Windbüchler: Bundesheerentsendung an ungarisch-serbische Grenze ist verfassungsrechtlich nicht gedeckt

Grüne: Hilfesuchende Flüchtlinge an Grenze abzuhalten hat nichts mit Neutralität zu tun

Wien (OTS) - „Dass heute 60 österreichische Soldatinnen und Soldaten unter dem Vorwand der Humanitären Hilfe an die ungarisch-serbische Grenze geschickt werden, um hilfesuchende Flüchtlinge davon abzuhalten, über die EU-Außengrenze zu kommen, hat nichts mit Neutralität und unserer Verfassung zu tun“, kommentiert Tanja Windbüchler, außenpolitische Sprecherin der Grünen, die heute bekannt gewordene Entsendung des Bundesheeres nach Ungarn/Serbien.

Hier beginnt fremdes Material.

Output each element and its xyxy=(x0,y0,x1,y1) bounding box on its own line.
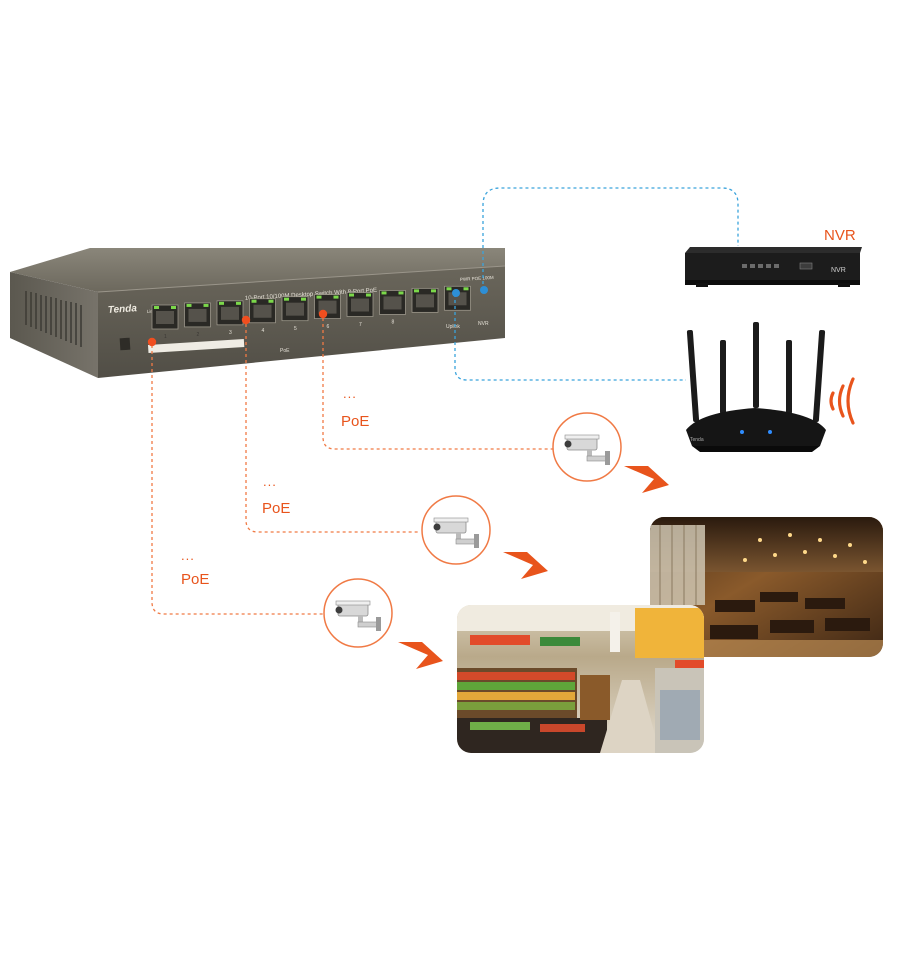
port-number: 8 xyxy=(392,320,395,326)
poe-port xyxy=(346,292,374,317)
port-label-uplink: Uplink xyxy=(446,324,460,330)
port-label-nvr: NVR xyxy=(478,321,489,327)
port-numbers: 1 2 3 4 5 6 7 8 xyxy=(164,320,395,341)
poe-link-1-label: PoE xyxy=(181,571,210,588)
port-label-poe: PoE xyxy=(280,348,290,354)
arrow-right-icon xyxy=(624,466,669,493)
poe-port xyxy=(314,294,341,320)
poe-port xyxy=(151,304,179,330)
arrow-right-icon xyxy=(398,642,443,669)
poe-link-1-line xyxy=(151,345,324,615)
port-number: 5 xyxy=(294,326,297,332)
port-number: 7 xyxy=(359,322,362,328)
security-camera-icon xyxy=(323,578,393,648)
security-camera-icon xyxy=(552,412,622,482)
poe-port xyxy=(184,302,211,328)
router-brand: Tenda xyxy=(690,437,704,443)
poe-link-2-line xyxy=(245,324,420,533)
power-switch xyxy=(119,337,131,351)
poe-link-1-dots: ... xyxy=(181,548,195,563)
poe-port xyxy=(249,298,276,324)
poe-port xyxy=(281,296,309,322)
poe-port-dot-2 xyxy=(241,315,251,325)
poe-port xyxy=(216,300,244,326)
switch-top-label: PWR POE 100M xyxy=(460,275,494,282)
port-number: 3 xyxy=(229,330,232,336)
nvr-recorder: NVR xyxy=(685,247,862,287)
security-camera-icon xyxy=(421,495,491,565)
port-number-strip xyxy=(147,338,245,353)
poe-port xyxy=(379,290,406,315)
port-number: 1 xyxy=(164,334,167,340)
restaurant-scene-photo xyxy=(650,517,883,657)
supermarket-scene-photo xyxy=(457,605,704,753)
switch-ports xyxy=(151,285,471,330)
poe-link-2-dots: ... xyxy=(263,474,277,489)
wifi-router: Tenda xyxy=(686,322,826,452)
nvr-label: NVR xyxy=(824,227,856,244)
nvr-port xyxy=(444,285,471,311)
poe-link-3-label: PoE xyxy=(341,413,370,430)
network-links xyxy=(454,187,739,381)
poe-link-2-label: PoE xyxy=(262,500,291,517)
port-number: 4 xyxy=(262,328,265,334)
switch-brand: Tenda xyxy=(107,303,137,316)
port-number: 2 xyxy=(197,332,200,338)
poe-switch: Tenda 10-Port 10/100M Desktop Switch Wit… xyxy=(10,248,506,378)
poe-links xyxy=(151,318,553,615)
uplink-router-link xyxy=(454,294,686,381)
nvr-face-text: NVR xyxy=(831,267,846,274)
poe-port-dot-1 xyxy=(147,337,157,347)
poe-port-dot-3 xyxy=(318,309,328,319)
nvr-port-dot xyxy=(480,286,488,294)
nvr-link xyxy=(482,187,739,290)
poe-link-3-line xyxy=(322,318,553,450)
uplink-port xyxy=(411,287,439,313)
poe-link-3-dots: ... xyxy=(343,386,357,401)
uplink-port-dot xyxy=(452,289,460,297)
port-number: 6 xyxy=(327,324,330,330)
wifi-signal-icon xyxy=(829,377,855,425)
side-vents xyxy=(25,291,82,347)
arrow-right-icon xyxy=(503,552,548,579)
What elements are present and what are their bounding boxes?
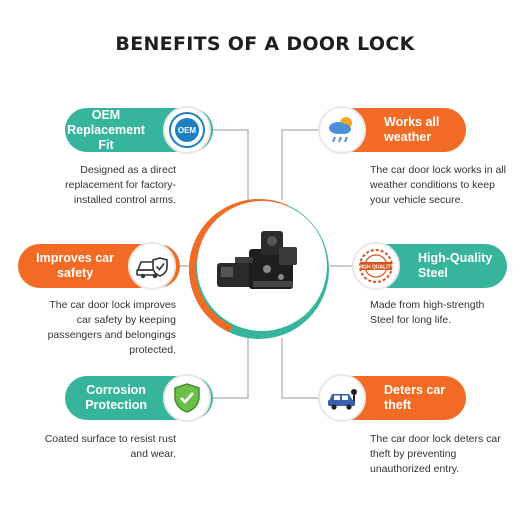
benefit-steel-title-line2: Steel: [418, 266, 448, 280]
desc-line: your vehicle secure.: [370, 194, 464, 206]
benefit-safety-description: The car door lock improves car safety by…: [30, 298, 176, 358]
door-lock-product-image: [217, 231, 297, 289]
quality-stamp-icon: HIGH QUALITY: [352, 242, 400, 290]
desc-line: theft by preventing: [370, 448, 457, 460]
desc-line: Made from high-strength: [370, 299, 485, 311]
desc-line: and wear.: [130, 448, 176, 460]
desc-line: passengers and belongings: [47, 329, 176, 341]
desc-line: Designed as a direct: [80, 164, 176, 176]
oem-badge-text: OEM: [178, 126, 197, 135]
benefit-weather-title-line1: Works all: [384, 115, 440, 129]
weather-icon: [318, 106, 366, 154]
desc-line: Steel for long life.: [370, 314, 452, 326]
benefit-oem-title-line2: Replacement Fit: [67, 122, 145, 152]
benefit-steel-title-line1: High-Quality: [418, 251, 493, 265]
quality-stamp-text: HIGH QUALITY: [358, 264, 394, 270]
benefit-corrosion-title-line1: Corrosion: [86, 383, 146, 397]
page-title: BENEFITS OF A DOOR LOCK: [115, 33, 415, 55]
benefit-theft-title-line1: Deters car: [384, 383, 446, 397]
desc-line: installed control arms.: [73, 194, 176, 206]
desc-line: Coated surface to resist rust: [44, 433, 176, 445]
benefit-weather-description: The car door lock works in all weather c…: [370, 163, 520, 208]
benefit-safety-title-line2: safety: [57, 266, 94, 280]
benefit-corrosion-description: Coated surface to resist rust and wear.: [30, 432, 176, 462]
oem-badge-icon: OEM: [163, 106, 211, 154]
shield-check-icon: [163, 374, 211, 422]
benefit-steel-description: Made from high-strength Steel for long l…: [370, 298, 520, 328]
desc-line: The car door lock works in all: [370, 164, 506, 176]
desc-line: unauthorized entry.: [370, 463, 460, 475]
desc-line: The car door lock deters car: [370, 433, 501, 445]
benefit-corrosion-title-line2: Protection: [85, 398, 147, 412]
car-theft-icon: [318, 374, 366, 422]
desc-line: car safety by keeping: [76, 314, 176, 326]
benefit-theft-description: The car door lock deters car theft by pr…: [370, 432, 520, 477]
car-shield-icon: [128, 242, 176, 290]
benefit-oem-description: Designed as a direct replacement for fac…: [50, 163, 176, 208]
desc-line: replacement for factory-: [65, 179, 176, 191]
benefit-safety-title-line1: Improves car: [36, 251, 114, 265]
desc-line: The car door lock improves: [49, 299, 176, 311]
desc-line: protected.: [129, 344, 176, 356]
benefit-theft-title-line2: theft: [384, 398, 412, 412]
benefit-oem-title-line1: OEM: [91, 107, 121, 122]
benefit-weather-title-line2: weather: [384, 130, 432, 144]
desc-line: weather conditions to keep: [370, 179, 495, 191]
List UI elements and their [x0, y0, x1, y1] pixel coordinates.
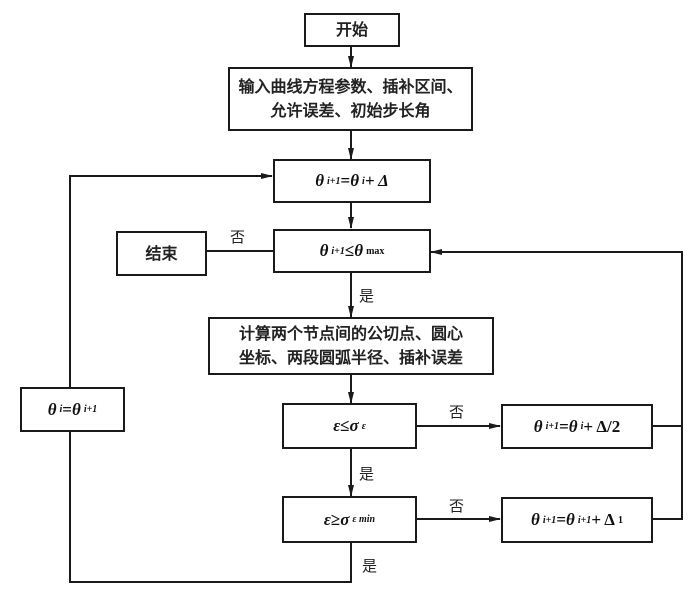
edge-delta1-back: [430, 249, 683, 520]
theta-symbol: θ: [350, 171, 360, 190]
subscript: ε: [361, 420, 366, 432]
epsilon-symbol: ε: [333, 416, 341, 435]
subscript: i+1: [83, 404, 98, 415]
start-node: 开始: [304, 13, 400, 47]
theta-symbol: θ: [71, 399, 81, 419]
subscript: ε min: [352, 514, 376, 525]
sigma-symbol: σ: [349, 416, 359, 435]
edge-yes-loop: [69, 431, 352, 583]
input-line1: 输入曲线方程参数、插补区间、: [238, 77, 463, 96]
compute-node: 计算两个节点间的公切点、圆心 坐标、两段圆弧半径、插补误差: [208, 317, 494, 375]
theta-symbol: θ: [354, 241, 364, 260]
end-label: 结束: [145, 243, 178, 263]
expression-rest: + Δ: [364, 171, 389, 190]
theta-symbol: θ: [315, 171, 325, 190]
subscript: i+1: [331, 245, 345, 257]
label-yes-compute: 是: [359, 287, 375, 305]
subscript: i+1: [577, 514, 592, 526]
compute-line1: 计算两个节点间的公切点、圆心: [238, 324, 463, 343]
subscript: i+1: [545, 421, 560, 432]
operator: ≤: [344, 241, 355, 260]
operator: =: [62, 399, 72, 419]
theta-symbol: θ: [531, 510, 540, 529]
label-yes-min: 是: [359, 465, 375, 483]
theta-symbol: θ: [319, 241, 329, 260]
operator: =: [556, 510, 566, 529]
label-yes-loop: 是: [362, 557, 378, 575]
theta-symbol: θ: [566, 510, 575, 529]
subscript: 1: [617, 514, 623, 526]
label-no-half: 否: [449, 403, 465, 421]
theta-symbol: θ: [568, 416, 578, 436]
edge-assign-update: [69, 173, 273, 387]
operator: =: [559, 416, 569, 436]
input-node: 输入曲线方程参数、插补区间、 允许误差、初始步长角: [228, 67, 473, 131]
expression-rest: + Δ/2: [583, 416, 621, 436]
subscript: i+1: [542, 514, 557, 526]
subscript: i: [580, 421, 584, 432]
expression-rest: + Δ: [591, 510, 615, 529]
label-no-delta1: 否: [449, 497, 465, 515]
subscript: i+1: [327, 175, 341, 187]
label-no-end: 否: [230, 228, 246, 246]
operator: =: [340, 171, 351, 190]
operator: ≤: [340, 416, 350, 435]
subscript: i: [362, 175, 365, 187]
end-node: 结束: [116, 231, 207, 276]
sigma-symbol: σ: [340, 509, 350, 529]
theta-symbol: θ: [47, 399, 57, 419]
operator: ≥: [330, 509, 341, 529]
subscript: i: [59, 404, 63, 415]
input-line2: 允许误差、初始步长角: [270, 101, 431, 120]
subscript: max: [366, 245, 385, 257]
compute-line2: 坐标、两段圆弧半径、插补误差: [238, 348, 463, 367]
start-label: 开始: [335, 20, 368, 39]
epsilon-symbol: ε: [323, 509, 331, 529]
theta-symbol: θ: [533, 416, 543, 436]
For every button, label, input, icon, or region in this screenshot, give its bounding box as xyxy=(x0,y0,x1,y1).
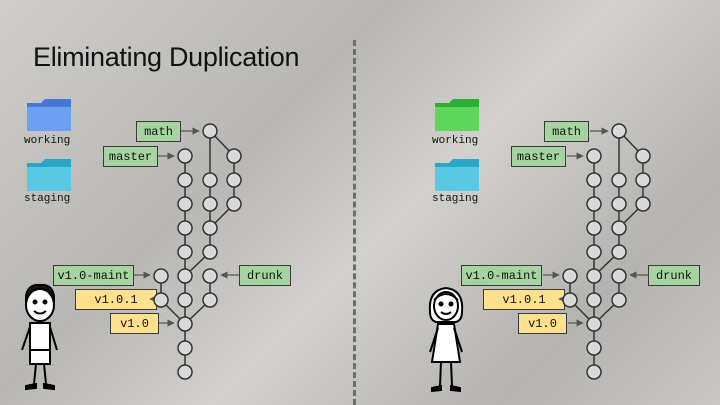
branch-v1-maint: v1.0-maint xyxy=(461,265,542,286)
tag-v1-0: v1.0 xyxy=(518,313,567,334)
slide-title: Eliminating Duplication xyxy=(33,42,300,72)
commit-node xyxy=(153,268,169,284)
branch-drunk: drunk xyxy=(648,265,700,286)
left-commits xyxy=(153,123,242,380)
tag-v1-0-1: v1.0.1 xyxy=(483,289,565,310)
commit-node xyxy=(153,292,169,308)
commit-node xyxy=(635,148,651,164)
commit-node xyxy=(586,292,602,308)
commit-node xyxy=(226,172,242,188)
girl-figure xyxy=(428,286,464,393)
commit-node xyxy=(611,292,627,308)
commit-node xyxy=(611,196,627,212)
branch-math: math xyxy=(136,121,181,142)
commit-node xyxy=(586,244,602,260)
commit-node xyxy=(177,364,193,380)
commit-node xyxy=(177,316,193,332)
commit-node xyxy=(635,196,651,212)
commit-node xyxy=(611,123,627,139)
tag-v1-0: v1.0 xyxy=(110,313,159,334)
commit-node xyxy=(562,268,578,284)
commit-node xyxy=(611,244,627,260)
left-commit-graph xyxy=(160,130,235,372)
right-commit-graph-group xyxy=(543,123,651,380)
commit-node xyxy=(177,220,193,236)
commit-node xyxy=(226,196,242,212)
working-folder-icon xyxy=(435,99,479,131)
staging-folder-label: staging xyxy=(24,193,71,205)
commit-node xyxy=(586,148,602,164)
commit-node xyxy=(586,316,602,332)
commit-node xyxy=(586,268,602,284)
branch-math: math xyxy=(544,121,589,142)
branch-drunk: drunk xyxy=(239,265,291,286)
commit-node xyxy=(202,244,218,260)
staging-folder-icon xyxy=(27,159,71,191)
commit-node xyxy=(611,220,627,236)
working-folder-label: working xyxy=(432,135,479,147)
commit-node xyxy=(586,340,602,356)
commit-node xyxy=(177,244,193,260)
commit-node xyxy=(202,220,218,236)
tag-v1-0-1: v1.0.1 xyxy=(75,289,157,310)
branch-master: master xyxy=(511,146,566,167)
commit-node xyxy=(635,172,651,188)
staging-folder-icon xyxy=(435,159,479,191)
commit-node xyxy=(177,148,193,164)
working-folder-label: working xyxy=(24,135,71,147)
commit-node xyxy=(177,340,193,356)
commit-node xyxy=(177,196,193,212)
commit-node xyxy=(202,123,218,139)
commit-node xyxy=(202,196,218,212)
commit-node xyxy=(586,196,602,212)
commit-node xyxy=(611,172,627,188)
commit-node xyxy=(586,172,602,188)
branch-master: master xyxy=(103,146,158,167)
working-folder-icon xyxy=(27,99,71,131)
commit-node xyxy=(226,148,242,164)
commit-node xyxy=(586,220,602,236)
panel-divider xyxy=(353,40,356,405)
commit-node xyxy=(202,292,218,308)
commit-node xyxy=(586,364,602,380)
commit-node xyxy=(177,292,193,308)
branch-v1-maint: v1.0-maint xyxy=(53,265,134,286)
commit-node xyxy=(202,268,218,284)
boy-figure xyxy=(21,283,58,391)
staging-folder-label: staging xyxy=(432,193,479,205)
commit-node xyxy=(611,268,627,284)
commit-node xyxy=(202,172,218,188)
commit-node xyxy=(177,268,193,284)
commit-node xyxy=(177,172,193,188)
commit-node xyxy=(562,292,578,308)
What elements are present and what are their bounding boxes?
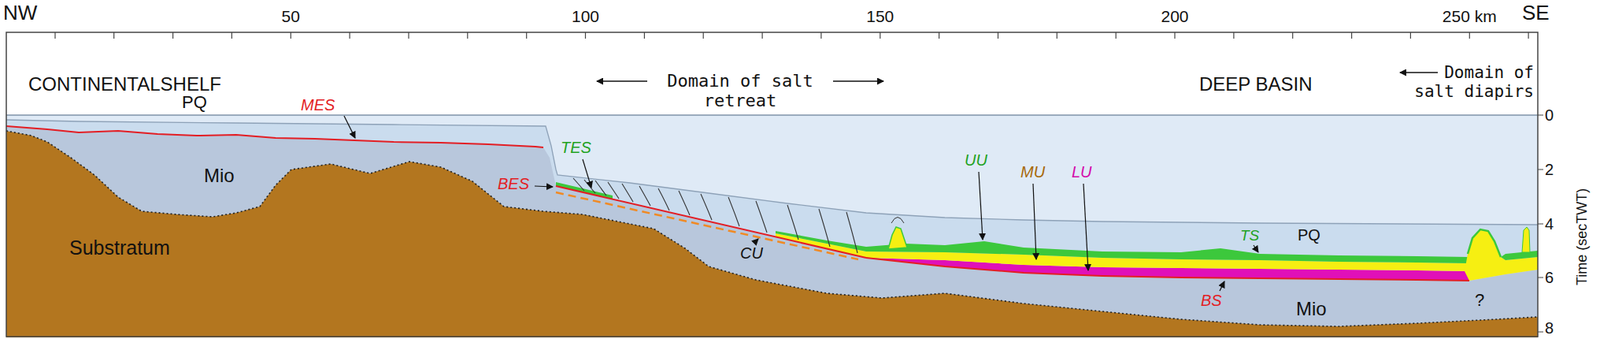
unit-label: Mio (203, 164, 235, 187)
fault-lines (573, 177, 858, 253)
unit-label: UU (964, 151, 988, 170)
diapir-arch (891, 217, 904, 224)
distance-label: 150 (866, 7, 894, 26)
leader-arrows (344, 115, 1259, 291)
section-frame (6, 32, 1538, 337)
unit-label: LU (1071, 162, 1093, 182)
distance-ticks (55, 32, 1529, 39)
domain-label: Domain of salt retreat (661, 70, 819, 112)
time-label: 2 (1544, 160, 1554, 179)
time-label: 4 (1544, 214, 1554, 234)
upper-unit-right (1500, 250, 1538, 260)
domain-arrow (596, 80, 648, 82)
cu-horizon (555, 192, 859, 260)
domain-arrow (833, 80, 884, 82)
horizon-label: CU (740, 244, 763, 263)
horizon-label: BES (497, 174, 530, 193)
unit-label: Mio (1296, 297, 1327, 320)
distance-label: 200 (1160, 7, 1189, 26)
mes-horizon (6, 125, 544, 148)
direction-label: NW (3, 1, 38, 26)
unit-label: PQ (181, 92, 208, 112)
substratum-unit (6, 130, 1538, 338)
distance-label: 100 (571, 7, 600, 26)
substratum-top (6, 130, 1538, 326)
horizon-label: TS (1240, 226, 1260, 245)
region-label: CONTINENTALSHELF (28, 73, 222, 96)
salt-spike (1522, 226, 1530, 252)
small-diapir (888, 226, 908, 249)
unit-label: PQ (1297, 225, 1321, 245)
sea-surface (6, 114, 1538, 116)
horizon-label: BS (1200, 291, 1223, 310)
distance-label: 250 km (1442, 7, 1497, 26)
unit-label: TES (560, 138, 592, 157)
time-label: 0 (1544, 106, 1554, 125)
diapir-rim (1467, 229, 1501, 257)
bs-horizon (866, 257, 1470, 281)
unit-label: MU (1020, 162, 1045, 182)
time-label: 6 (1544, 268, 1554, 287)
unit-label: Substratum (69, 236, 171, 260)
domain-label: Domain of salt diapirs (1403, 62, 1534, 101)
domain-arrow (1400, 71, 1438, 74)
horizon-label: MES (300, 96, 335, 115)
direction-label: SE (1522, 1, 1550, 26)
bes-horizon (555, 185, 867, 258)
region-label: DEEP BASIN (1199, 73, 1313, 96)
water-column (6, 114, 1538, 338)
time-label: 8 (1544, 318, 1554, 338)
upper-unit (775, 230, 1470, 263)
pq-unit (6, 119, 1538, 338)
distance-label: 50 (281, 7, 300, 26)
query-mark: ? (1474, 289, 1485, 310)
axis-title: Time (secTWT) (1574, 187, 1592, 285)
miocene-unit (6, 125, 1538, 338)
seafloor-line (6, 119, 1538, 225)
time-ticks (1537, 114, 1544, 332)
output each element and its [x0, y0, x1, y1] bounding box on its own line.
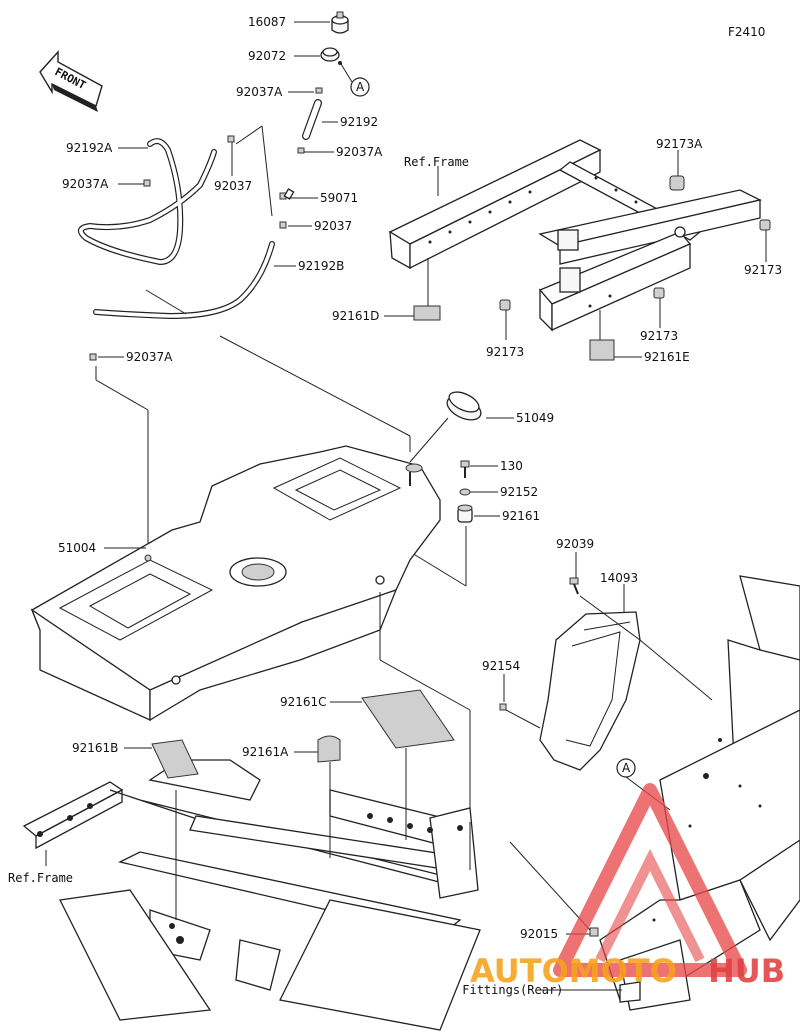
bumper-92173-icon — [499, 219, 771, 311]
pad-92161e-icon — [589, 339, 615, 361]
figure-code: F2410 — [728, 25, 765, 39]
hose-92192a-icon — [77, 138, 217, 266]
bumper-92173a-icon — [669, 175, 685, 191]
ref-frame-top: Ref.Frame — [404, 155, 469, 169]
label-92037a-3: 92037A — [62, 177, 109, 191]
label-92161b: 92161B — [72, 741, 118, 755]
leader-lines-guard — [503, 552, 713, 729]
label-92037-1: 92037 — [214, 179, 252, 193]
callout-a-bottom: A — [622, 761, 631, 775]
label-92154: 92154 — [482, 659, 520, 673]
leader-lines-upper — [95, 21, 411, 556]
frame-lower-icon — [22, 759, 481, 1031]
leader-lines-frame — [384, 150, 767, 358]
label-92173-2: 92173 — [640, 329, 678, 343]
leader-lines-cap — [383, 417, 514, 587]
clamp-92072-icon — [320, 47, 342, 65]
frame-upper-icon — [388, 139, 762, 332]
bolt-92154-icon — [499, 703, 507, 711]
pad-92161c-icon — [361, 689, 455, 749]
label-92192a: 92192A — [66, 141, 113, 155]
nut-92015-icon — [589, 927, 599, 937]
label-92161e: 92161E — [644, 350, 690, 364]
label-92072: 92072 — [248, 49, 286, 63]
pad-92161d-icon — [413, 305, 441, 321]
label-59071: 59071 — [320, 191, 358, 205]
vent-cap-icon — [331, 11, 349, 34]
label-92161d: 92161D — [332, 309, 379, 323]
label-92015: 92015 — [520, 927, 558, 941]
leader-lines-tank — [104, 547, 471, 822]
pipe-92192-icon — [302, 99, 322, 140]
watermark-text-b: HUB — [708, 952, 785, 990]
label-92037-2: 92037 — [314, 219, 352, 233]
label-51004: 51004 — [58, 541, 96, 555]
label-92152: 92152 — [500, 485, 538, 499]
label-92173-1: 92173 — [744, 263, 782, 277]
label-92039: 92039 — [556, 537, 594, 551]
label-14093: 14093 — [600, 571, 638, 585]
fuel-cap-51049-icon — [446, 391, 482, 421]
clamp-icon — [89, 87, 323, 361]
hose-92192b-icon — [93, 188, 295, 320]
ref-frame-bottom: Ref.Frame — [8, 871, 73, 885]
label-92173a: 92173A — [656, 137, 703, 151]
collar-92152-icon — [459, 488, 471, 496]
heat-guard-14093-icon — [539, 611, 641, 771]
label-92173-3: 92173 — [486, 345, 524, 359]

„Das Bundesverfassungsgesetz zur Humanitären Hilfe wird missbraucht, um militärische Handlungen zu rechtfertigen, die bis dato eine geeignete rechtliche Grundlage entbehren. Die tatsächlichen Aufgaben der entsendeten SoldatInnen sind die Entlastung des ungarischen Militärs, sodass sich dieses verstärkt auf die restriktive ungarische Politik konzentrieren kann, Schutzsuchende abzuhalten. Das steht sogar schwarz auf weiß im Begründungstext für die Entsendung. Verteidigungsminister Doskozil tritt somit Verfassungsgesetze mit Füßen“, kritisiert die Grüne. Im Hauptausschuss haben die Grünen bereits dagegen gestimmt.

„Wir werden diese rechtlich nicht gedeckte Entsendung weiterhin im Parlament thematisieren. Doskozil wird Rede und Antwort stehen müssen, denn mit Neutralitätspolitik hat das alles nichts mehr zu tun", betont Windbüchler.

Außerdem appelliert die Grüne an die Sozialdemokratie, diesem neutralitätsfernen Treiben ein Ende zu setzen: "Humanitäre Hilfe bedeutet nicht, die Außengrenzen der EU zu bewachen. Österreichische SoldatInnen haben hohe Fertigkeiten und Kompetenzen, wichtig scheint es diese in friedenssichernden Auslandseinsätzen einzusetzen und nicht in der Grenzsicherung", sagt Windbüchler.